You may set ground rules for your child when he or she goes away to school in Georgia, but even the most well-intentioned college-age young adults are prone to making errors in judgment. If your child is a recipient of federal financial aid, though, a conviction for a drug offense could have far-reaching implications.
Per Federal Student Aid, an office of the U.S. Department of Education, receiving a drug conviction has the potential to make your college student unable to use financial aid.
Determining continued eligibility
Your son or daughter must complete the Federal Application for Free Student Aid for every year he or she wishes to apply for it. During this time, he or she has to answer questions about whether there were any drug-related convictions received while using financial aid. If so, your child may become ineligible for aid for at least a year and, possibly, indefinitely. Any type of drug offense may make your child ineligible for financial aid, including convictions for drug possession or drug sales, among others.
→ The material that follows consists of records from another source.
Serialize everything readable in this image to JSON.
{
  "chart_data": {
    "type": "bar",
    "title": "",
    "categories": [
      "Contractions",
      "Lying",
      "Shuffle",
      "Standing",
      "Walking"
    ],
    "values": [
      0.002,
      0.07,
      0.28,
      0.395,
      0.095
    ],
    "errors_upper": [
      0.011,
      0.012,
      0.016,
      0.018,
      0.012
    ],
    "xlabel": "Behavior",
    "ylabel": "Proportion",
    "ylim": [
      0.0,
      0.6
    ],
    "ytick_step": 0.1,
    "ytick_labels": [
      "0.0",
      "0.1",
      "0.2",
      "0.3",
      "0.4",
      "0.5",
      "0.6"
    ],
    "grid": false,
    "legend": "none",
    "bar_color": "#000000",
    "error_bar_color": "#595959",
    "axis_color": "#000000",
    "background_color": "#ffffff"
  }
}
Should your college student become ineligible for aid after a drug offense, he or she may be able to get it back early by doing one of two things. If an approved drug rehabilitation provider reports that your child completed a program there or passed two unannounced drug tests, this may pave the way for your son or daughter to regain financial aid eligibility early.
Some educators and elected officials believe that taking away financial aid is an ineffective means of preventing criminal behavior and are working to change these rules. However, they remain in place for the time being.